Sunday, February 17, 2008

Hoopla, Hubris, and Hypocrisy

Okay, so you know what I think about "An Inconvenient Truth." And you probably have surmised from my previous post a generalization of my opinion on Al Gore. But some may be interested in a little clarification of the finer points surrounding my overwhelming negativity. 

Al Gore has the audacity to live a lavish lifestyle as well as fly all around the world, enlarging his carbon footprint to Bigfoot proportions, in order to tell everybody else to stop flying around the world - sort of. Many of his suggestions for us lowly folk have to do with "we the little people" changing our lifestyle so that our carbon feet look like they were bound as babies (like my interesting Asian analogy?). 

I do not personally need a big ole' footprint... I'm happy living the fairly simple life I live. I hop on an airplane and fly coach maybe once a year. I drive to and from work teaching at the elementary school about three miles from my house. And I occasionally drive for my job as a realtor, although nobody could accuse me of being any too busy on that front. I live about fifteen miles from the grocery store I choose to patronize, and I try to be organized about my shopping so that frequent trips are unnecessary (although I must confess this is more due to a lack of desire to frequent the grocery than a desire for carbon savings). This is the lifestyle I love. 

What blows me away about Al Gore is his whining about the end of the earth drawing nigh while he does nothing to reduce his own carbon output. This freaks me out not a little -- because if he truly believed what he preaches, I would imagine that he would actually be trying to reduce carbon emissions in every way possible. If the world is truly going to be burned toast soaked in water within twenty years, how responsible is Mr. Gore to just continue living his lifestyle (as long as he's purchasing RECs - or renewable energy credits). In spite of the RECs, he's still contributing the same amount to the supposed problem.

Al Gore is openly admitting that his agenda is a political one. Now, many people have deeply criticized the current Bush administration for trotting out 9/11 every time they need some sort of anti-terrorist legislation passed or whenever there's a looming election, accusing them of using fear to induce a desired result. I, too, think that the script could change somewhat from moment to moment -- but only because there are other, more recent terrorist activities which could be cited.

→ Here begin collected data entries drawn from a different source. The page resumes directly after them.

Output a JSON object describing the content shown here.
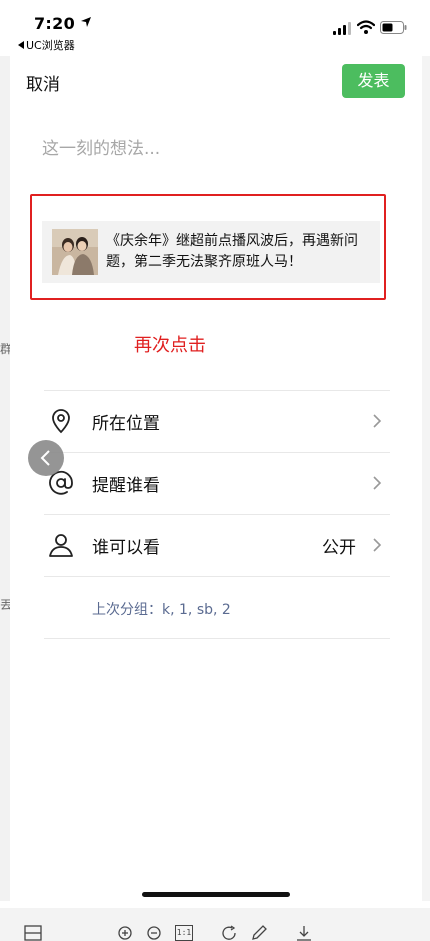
{
  "status_bar": {
    "time": "7:20",
    "back_app": "UC浏览器"
  },
  "header": {
    "cancel_label": "取消",
    "publish_label": "发表",
    "publish_color": "#4cbd5f"
  },
  "composer": {
    "placeholder": "这一刻的想法..."
  },
  "shared_article": {
    "title": "《庆余年》继超前点播风波后，再遇新问题，第二季无法聚齐原班人马！"
  },
  "annotation": {
    "text": "再次点击",
    "color": "#e02020"
  },
  "options": [
    {
      "icon": "location-pin-icon",
      "label": "所在位置",
      "value": ""
    },
    {
      "icon": "at-mention-icon",
      "label": "提醒谁看",
      "value": ""
    },
    {
      "icon": "person-icon",
      "label": "谁可以看",
      "value": "公开"
    }
  ],
  "last_group": {
    "text": "上次分组：k, 1, sb, 2"
  },
  "background_fragments": [
    "群",
    "丟"
  ],
  "toolbar": {
    "icons": [
      "grid-icon",
      "zoom-in-icon",
      "zoom-out-icon",
      "actual-size-icon",
      "rotate-icon",
      "edit-icon",
      "download-icon"
    ],
    "actual_size_label": "1:1"
  }
}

However, it's important to note that very few people are criticizing Al Gore's catastrophic GW predictions as "the politics of fear" in spite of the fact that Al Gore's political agenda is based on a fear of what MIGHT happen IF he's right -- while the current Bush administration's political agenda is based on a fear of what MIGHT happen AGAIN if something isn't done to stop it. 

In short, I cannot respect Al Gore or his mission in light of two things: Either (a) he believes his own rhetoric and still does nothing about his lifestyle to change the eventual outcome of the planet or (b - and more likely, I think) he doesn't believe his own rhetoric but continues to voice it in the hopes of a particular political outcome. Either way, his character is questionable at best.